1 ---- THE SUN IS IN THE EAST
donderdag
Gym, het verschrikkelijkste vak van de dag. En de docent is op het onzalige idee gekomen om te oefenen voor de coupertest. Alsof één keer jezelf dood rennen nog niet genoeg is, doen we dat nu wekelijks, om alvast te oefenen. Natuurlijk, want er is ook veel oefening nodig om zo hard te kunnen falen als ik nu doe. Gewoon twee rondjes rond het voetbalveld. Aan het begin klonk het best redelijk, maar na een half rondje zakte dat gevoel weg. Ondertussen is de hele klas al klaar, behalve ik natuurlijk. Vaag hoor ik meneer Plank vragen wie er nog loopt, maar ik heb de energie niet om te antwoorden. Helaas grijpt Jana die kans direct aan en ze geeft alvast antwoord voor me. ‘Er loopt helemaal niemand meer, meneer. Ni-na-ni-na-ni-na-niemand.’ Die bijnaam is een vast nummertje, en ik ben nog geen twee passen verder voor de rest van de groep haar bijvalt. ‘Ni-na-ni-na-ni-na-niemand… Ni-na-ni-na-niemand.’
Ik voel de tranen al opkomen, maar boos bijt ik op mijn tong. Ik laat ze niet over me heen lopen! Mijn ogen beginnen vochtig te worden. Ze zijn het niet waard! De eerste traan komt op in mijn ooghoek. Snel veeg ik met de rug van mijn hand langs mijn oog en daarna strompel ik over de finish. ‘Ben je daar eindelijk, Nina’, sneert meneer Plank. Of het ligt aan zijn vak, of gewoon aan zijn persoonlijkheid, is me niet duidelijk, maar hij is de verschrikkelijkste docent die ik heb. Ergens heeft hij er gewoon plezier in om me te zien lijden, wat het alleen maar makkelijker maakt voor Jana om me te treiteren. Zo voorzichtig mogelijk schuifel ik naar achteren en ik probeer te verdwijnen in de massa van de rest van de klas.

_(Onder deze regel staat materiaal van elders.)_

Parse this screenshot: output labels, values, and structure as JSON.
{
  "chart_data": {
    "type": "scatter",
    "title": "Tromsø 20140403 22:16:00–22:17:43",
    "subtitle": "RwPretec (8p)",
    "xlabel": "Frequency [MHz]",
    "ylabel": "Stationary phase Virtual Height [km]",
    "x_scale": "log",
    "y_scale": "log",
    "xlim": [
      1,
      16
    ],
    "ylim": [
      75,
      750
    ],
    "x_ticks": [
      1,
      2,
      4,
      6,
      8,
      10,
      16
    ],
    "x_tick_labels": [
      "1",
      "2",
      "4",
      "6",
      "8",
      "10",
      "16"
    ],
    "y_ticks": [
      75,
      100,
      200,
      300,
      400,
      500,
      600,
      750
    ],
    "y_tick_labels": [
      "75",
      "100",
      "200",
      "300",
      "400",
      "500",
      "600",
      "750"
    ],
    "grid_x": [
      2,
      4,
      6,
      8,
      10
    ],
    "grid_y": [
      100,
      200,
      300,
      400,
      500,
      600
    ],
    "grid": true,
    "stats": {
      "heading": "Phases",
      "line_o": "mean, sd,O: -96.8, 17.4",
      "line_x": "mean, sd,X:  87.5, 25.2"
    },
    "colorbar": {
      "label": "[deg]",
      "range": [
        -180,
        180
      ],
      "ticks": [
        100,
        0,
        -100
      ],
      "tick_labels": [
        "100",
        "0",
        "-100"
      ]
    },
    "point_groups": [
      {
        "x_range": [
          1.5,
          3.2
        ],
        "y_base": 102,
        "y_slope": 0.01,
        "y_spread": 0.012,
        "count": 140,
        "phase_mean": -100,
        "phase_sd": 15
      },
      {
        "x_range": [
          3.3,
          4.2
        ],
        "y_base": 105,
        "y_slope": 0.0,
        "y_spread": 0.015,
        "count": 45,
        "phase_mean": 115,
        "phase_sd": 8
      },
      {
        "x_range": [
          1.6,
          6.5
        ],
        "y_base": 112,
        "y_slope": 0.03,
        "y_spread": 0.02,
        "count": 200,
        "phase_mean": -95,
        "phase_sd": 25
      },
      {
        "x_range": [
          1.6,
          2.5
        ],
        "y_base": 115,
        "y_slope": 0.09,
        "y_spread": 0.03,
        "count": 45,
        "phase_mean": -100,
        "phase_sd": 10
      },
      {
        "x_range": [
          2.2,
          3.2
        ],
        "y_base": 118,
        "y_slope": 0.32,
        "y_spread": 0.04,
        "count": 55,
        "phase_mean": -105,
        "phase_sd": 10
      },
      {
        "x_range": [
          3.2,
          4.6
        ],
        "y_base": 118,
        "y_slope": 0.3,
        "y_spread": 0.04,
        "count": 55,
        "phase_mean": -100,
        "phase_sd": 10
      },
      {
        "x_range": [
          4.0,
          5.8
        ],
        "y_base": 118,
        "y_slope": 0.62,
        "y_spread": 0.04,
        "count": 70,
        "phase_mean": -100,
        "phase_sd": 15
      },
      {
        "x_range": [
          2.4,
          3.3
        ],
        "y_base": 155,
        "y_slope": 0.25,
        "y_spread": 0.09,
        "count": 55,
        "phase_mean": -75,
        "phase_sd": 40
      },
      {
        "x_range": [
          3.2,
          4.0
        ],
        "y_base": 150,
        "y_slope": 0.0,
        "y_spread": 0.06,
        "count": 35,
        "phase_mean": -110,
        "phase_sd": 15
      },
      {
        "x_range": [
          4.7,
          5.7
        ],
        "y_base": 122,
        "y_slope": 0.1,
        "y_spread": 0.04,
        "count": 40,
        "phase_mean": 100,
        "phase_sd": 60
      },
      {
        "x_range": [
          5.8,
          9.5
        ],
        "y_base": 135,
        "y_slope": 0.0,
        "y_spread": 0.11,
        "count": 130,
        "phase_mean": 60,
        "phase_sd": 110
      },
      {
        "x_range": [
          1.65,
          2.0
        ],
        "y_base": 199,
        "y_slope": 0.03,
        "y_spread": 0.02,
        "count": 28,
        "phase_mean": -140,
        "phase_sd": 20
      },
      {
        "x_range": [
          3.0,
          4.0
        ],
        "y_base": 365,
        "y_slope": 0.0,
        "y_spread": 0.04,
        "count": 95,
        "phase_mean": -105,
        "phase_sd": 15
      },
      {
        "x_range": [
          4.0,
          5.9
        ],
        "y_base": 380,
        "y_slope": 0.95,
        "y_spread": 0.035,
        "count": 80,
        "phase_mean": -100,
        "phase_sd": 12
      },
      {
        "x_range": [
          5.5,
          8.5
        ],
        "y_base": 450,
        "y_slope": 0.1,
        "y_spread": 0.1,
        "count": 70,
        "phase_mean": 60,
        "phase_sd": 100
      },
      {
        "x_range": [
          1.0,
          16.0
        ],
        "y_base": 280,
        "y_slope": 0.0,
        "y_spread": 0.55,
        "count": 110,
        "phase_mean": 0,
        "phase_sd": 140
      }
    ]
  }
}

Helaas heeft meneer Plank de smaak te pakken, dus wordt het eindspel tikkertje. En natuurlijk begin ik als tikker. Ik ben nog nauwelijks bijgekomen van het rondjes rennen, dus ik heb bij lange na niet de energie om iemand te tikken. Gelukkig houdt de marteling na ruim vijf minuten op, omdat we ons moeten gaan omkleden. Wanneer ik als laatste in de kleedkamer aankom, heeft Jana mijn broodtrommel uit mijn tas gevist en de hele groep is fanatiek aan het overgooien. Eerst negeer ik het, terwijl ik me snel omkleed, maar daarna wil ik hem toch echt terughebben. ‘Geef mijn broodtrommel terug’, roep ik boos, maar ik weet dat het geen nut heeft. ‘Maar dat is niet jouw broodtrommel’, antwoordt Jana semi-verbaasd. Ik vervloek mezelf dat ik zo dom geweest ben om ze deze prachtige voorzet te geven, terwijl het spreekkoor weer ingezet wordt: ‘Die broodtrommel is van Ni-na-ni-na-ni-na-niemand… Die broodtrommel is van Ni-na-ni-na-ni-na-niemand…’

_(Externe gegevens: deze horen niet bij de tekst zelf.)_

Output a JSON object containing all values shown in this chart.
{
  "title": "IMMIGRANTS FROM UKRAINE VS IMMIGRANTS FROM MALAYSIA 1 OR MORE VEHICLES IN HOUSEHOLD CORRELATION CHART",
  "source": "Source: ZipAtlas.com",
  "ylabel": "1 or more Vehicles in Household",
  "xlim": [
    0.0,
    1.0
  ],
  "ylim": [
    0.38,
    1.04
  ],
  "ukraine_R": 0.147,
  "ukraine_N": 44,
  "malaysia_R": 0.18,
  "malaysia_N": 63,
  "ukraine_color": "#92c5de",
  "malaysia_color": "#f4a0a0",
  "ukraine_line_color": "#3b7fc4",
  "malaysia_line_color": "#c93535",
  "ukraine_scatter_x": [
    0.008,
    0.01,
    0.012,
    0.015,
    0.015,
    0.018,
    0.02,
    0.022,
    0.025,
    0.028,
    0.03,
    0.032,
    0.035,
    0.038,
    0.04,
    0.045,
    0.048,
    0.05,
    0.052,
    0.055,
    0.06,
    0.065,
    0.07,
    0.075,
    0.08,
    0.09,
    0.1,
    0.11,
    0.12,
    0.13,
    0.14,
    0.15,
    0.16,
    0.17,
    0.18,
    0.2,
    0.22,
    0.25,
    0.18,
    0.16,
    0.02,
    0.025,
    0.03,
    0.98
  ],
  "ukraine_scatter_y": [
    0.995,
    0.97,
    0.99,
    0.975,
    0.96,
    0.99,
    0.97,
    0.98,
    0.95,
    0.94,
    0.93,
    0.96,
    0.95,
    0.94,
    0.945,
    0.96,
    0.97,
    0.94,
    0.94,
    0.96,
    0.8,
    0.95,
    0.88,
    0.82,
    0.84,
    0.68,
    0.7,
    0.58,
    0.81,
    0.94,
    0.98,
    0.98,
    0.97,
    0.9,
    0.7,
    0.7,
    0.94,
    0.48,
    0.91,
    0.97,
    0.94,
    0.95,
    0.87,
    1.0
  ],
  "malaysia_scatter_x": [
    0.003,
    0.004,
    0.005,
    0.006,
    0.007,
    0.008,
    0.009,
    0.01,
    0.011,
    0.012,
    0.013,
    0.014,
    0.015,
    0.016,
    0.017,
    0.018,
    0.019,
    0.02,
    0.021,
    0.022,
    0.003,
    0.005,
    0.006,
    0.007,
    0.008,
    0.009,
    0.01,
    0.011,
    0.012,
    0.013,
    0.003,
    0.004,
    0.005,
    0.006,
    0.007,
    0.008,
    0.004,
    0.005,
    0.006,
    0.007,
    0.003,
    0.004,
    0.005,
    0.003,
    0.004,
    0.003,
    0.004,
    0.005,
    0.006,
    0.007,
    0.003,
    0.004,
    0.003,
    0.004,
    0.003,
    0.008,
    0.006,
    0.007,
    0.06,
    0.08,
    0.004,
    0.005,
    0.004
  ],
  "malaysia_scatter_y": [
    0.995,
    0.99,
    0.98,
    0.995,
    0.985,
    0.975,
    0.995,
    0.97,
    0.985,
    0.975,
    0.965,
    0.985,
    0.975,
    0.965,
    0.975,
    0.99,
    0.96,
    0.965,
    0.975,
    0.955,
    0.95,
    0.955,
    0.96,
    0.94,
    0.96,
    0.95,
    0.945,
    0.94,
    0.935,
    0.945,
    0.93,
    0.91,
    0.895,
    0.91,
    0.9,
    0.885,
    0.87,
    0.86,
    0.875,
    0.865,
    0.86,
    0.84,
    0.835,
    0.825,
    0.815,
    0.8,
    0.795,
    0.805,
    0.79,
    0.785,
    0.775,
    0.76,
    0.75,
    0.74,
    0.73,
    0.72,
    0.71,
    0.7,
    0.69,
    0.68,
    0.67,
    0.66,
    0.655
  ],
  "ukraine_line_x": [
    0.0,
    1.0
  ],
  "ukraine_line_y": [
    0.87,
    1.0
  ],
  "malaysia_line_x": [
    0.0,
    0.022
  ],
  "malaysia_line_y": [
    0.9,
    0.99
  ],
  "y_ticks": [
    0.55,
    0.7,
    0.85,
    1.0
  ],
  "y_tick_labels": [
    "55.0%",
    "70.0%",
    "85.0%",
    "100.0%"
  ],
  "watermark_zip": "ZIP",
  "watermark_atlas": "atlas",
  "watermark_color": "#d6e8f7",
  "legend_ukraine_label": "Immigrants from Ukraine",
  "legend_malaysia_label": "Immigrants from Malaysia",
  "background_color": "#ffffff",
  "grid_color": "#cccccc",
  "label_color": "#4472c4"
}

De tranen stromen over mijn wangen van machteloosheid, en ik pak gris mijn tas en jas mee, woedend dat ik me zo laat kleineren. Terwijl ik naar mijn fiets loop, besluit ik niet meer terug te gaan naar school, ik zie het niet zitten om zo weer de klas in te moeten. In plaats daarvan fiets ik de andere kant uit, naar de enige plaats die me op zo’n moment troost kan bieden.
Een paar minuutjes later zet ik mijn fiets in de fietsenstalling, en loop de grote draaideuren van de bibliotheek door. Stilletjes loop ik naar de jeugdafdeling, waar ik een van mijn favoriete boeken van de plank vis, en sluip de trap op. Aan het einde van het gangpad met geschiedenisboeken, ga ik tegen de muur aan zitten lezen. Hier komt geen mens, dus wordt ik in elk geval met rust gelaten.

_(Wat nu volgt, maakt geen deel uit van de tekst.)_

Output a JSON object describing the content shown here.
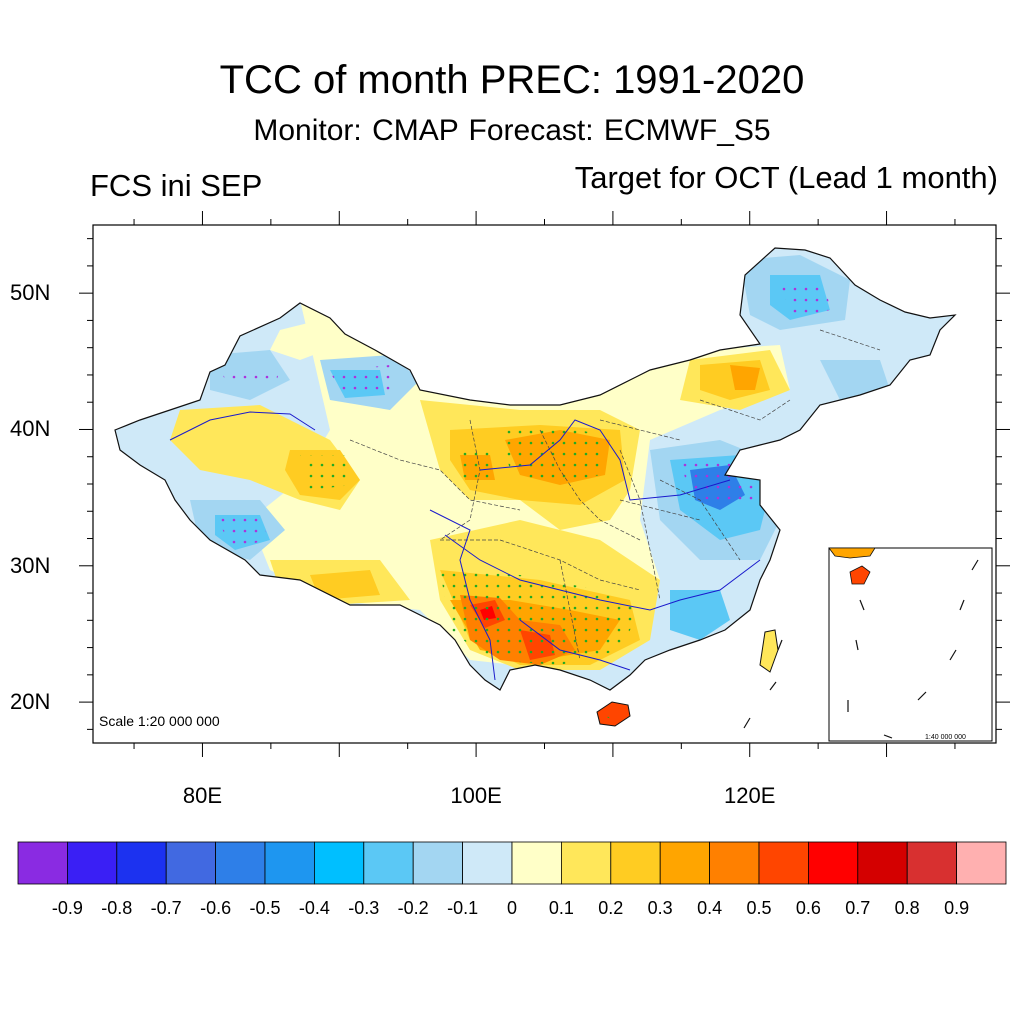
{
  "title": "TCC of month PREC: 1991-2020",
  "subtitle": "Monitor: CMAP   Forecast: ECMWF_S5",
  "left_label": "FCS ini SEP",
  "right_label": "Target for OCT (Lead 1 month)",
  "scale_main": "Scale 1:20 000 000",
  "scale_inset": "1:40 000 000",
  "axes": {
    "lat_labels": [
      "50N",
      "40N",
      "30N",
      "20N"
    ],
    "lat_values": [
      50,
      40,
      30,
      20
    ],
    "lon_labels": [
      "80E",
      "100E",
      "120E"
    ],
    "lon_values": [
      80,
      100,
      120
    ],
    "lon_range": [
      72,
      138
    ],
    "lat_range": [
      17,
      55
    ]
  },
  "colorbar": {
    "labels": [
      "-0.9",
      "-0.8",
      "-0.7",
      "-0.6",
      "-0.5",
      "-0.4",
      "-0.3",
      "-0.2",
      "-0.1",
      "0",
      "0.1",
      "0.2",
      "0.3",
      "0.4",
      "0.5",
      "0.6",
      "0.7",
      "0.8",
      "0.9"
    ],
    "colors": [
      "#8a2be2",
      "#3a1ff5",
      "#1c32f0",
      "#4169e1",
      "#2e7fe8",
      "#1e96f0",
      "#00bfff",
      "#5bc8f5",
      "#a3d6f2",
      "#cfe9f8",
      "#ffffc8",
      "#ffe75a",
      "#ffcc22",
      "#ffa500",
      "#ff8000",
      "#ff4500",
      "#ff0000",
      "#d40000",
      "#d83030",
      "#ffb0b0"
    ]
  }
}
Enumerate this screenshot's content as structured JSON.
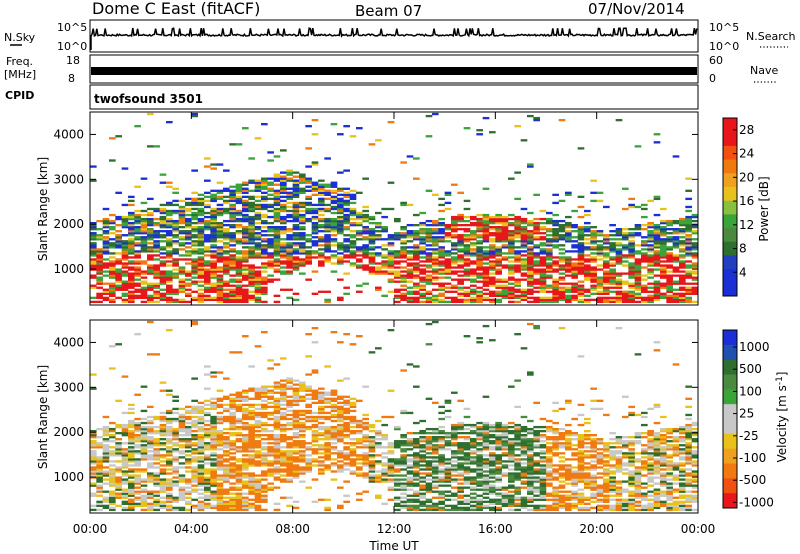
{
  "header": {
    "station": "Dome C East (fitACF)",
    "beam": "Beam 07",
    "date": "07/Nov/2014"
  },
  "nsky": {
    "label": "N.Sky",
    "ticks": [
      "10^5",
      "10^0"
    ],
    "right_label": "N.Search",
    "right_ticks": [
      "10^5",
      "10^0"
    ]
  },
  "freq": {
    "label_line1": "Freq.",
    "label_line2": "[MHz]",
    "ticks": [
      "18",
      "8"
    ],
    "right_label": "Nave",
    "right_ticks": [
      "60",
      "0"
    ]
  },
  "cpid": {
    "label": "CPID",
    "value": "twofsound 3501"
  },
  "colors": {
    "blue": "#1a2fd6",
    "darkgreen": "#2e6e2e",
    "green": "#3aa33a",
    "yellow": "#e8c21a",
    "orange": "#f07a10",
    "red": "#e8161a",
    "grey": "#c8c8c8"
  },
  "chart_data": [
    {
      "type": "heatmap",
      "name": "power",
      "xlabel": "",
      "ylabel": "Slant Range [km]",
      "yticks": [
        "1000",
        "2000",
        "3000",
        "4000"
      ],
      "ylim": [
        200,
        4500
      ],
      "colorbar": {
        "label": "Power [dB]",
        "ticks": [
          "4",
          "8",
          "12",
          "16",
          "20",
          "24",
          "28"
        ],
        "range": [
          0,
          30
        ]
      }
    },
    {
      "type": "heatmap",
      "name": "velocity",
      "xlabel": "Time UT",
      "ylabel": "Slant Range [km]",
      "yticks": [
        "1000",
        "2000",
        "3000",
        "4000"
      ],
      "ylim": [
        200,
        4500
      ],
      "colorbar": {
        "label": "Velocity [m s^-1]",
        "ticks": [
          "1000",
          "500",
          "100",
          "25",
          "-25",
          "-100",
          "-500",
          "-1000"
        ]
      }
    }
  ],
  "time_axis": {
    "label": "Time UT",
    "ticks": [
      "00:00",
      "04:00",
      "08:00",
      "12:00",
      "16:00",
      "20:00",
      "00:00"
    ]
  }
}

Ik wordt uit mijn boek gehaald door een hand op mijn schouder. Als ik opkijk, kijk ik recht in een paar bruine ogen. ‘Gaat het, Nina?’ vraagt een zachte stem, terwijl de hand een traan van mijn wang veegt. Het is Julian, mijn vriendje en al jaren mijn steun en toeverlaat. Hij gaat naast me zitten en terwijl ik mijn hoofd tegen zijn schouder leg, glijdt mijn blik over de klok aan de muur.
‘Je hebt toch nog les?’ vraag ik enigszins verbaasd.
‘Dat is niet belangrijk’, fluistert Julian, terwijl zijn hand over mijn rug wrijft. ‘Sorry dat ik pas zo laat kwam. Ik ontdekte pas op school dat je er niet was, en ik kon moeilijk zo uit de les lopen, dus ik moest wachten tot de bel.’ Ik wil vragen hoe hij wist dat ik hier was, maar dan bedenk ik hoe dom die vraag is. Dit is al zo vaak gebeurd en ik ga altijd naar dit plekje van de bibliotheek, dus dat was niet zo moeilijk om te bedenken.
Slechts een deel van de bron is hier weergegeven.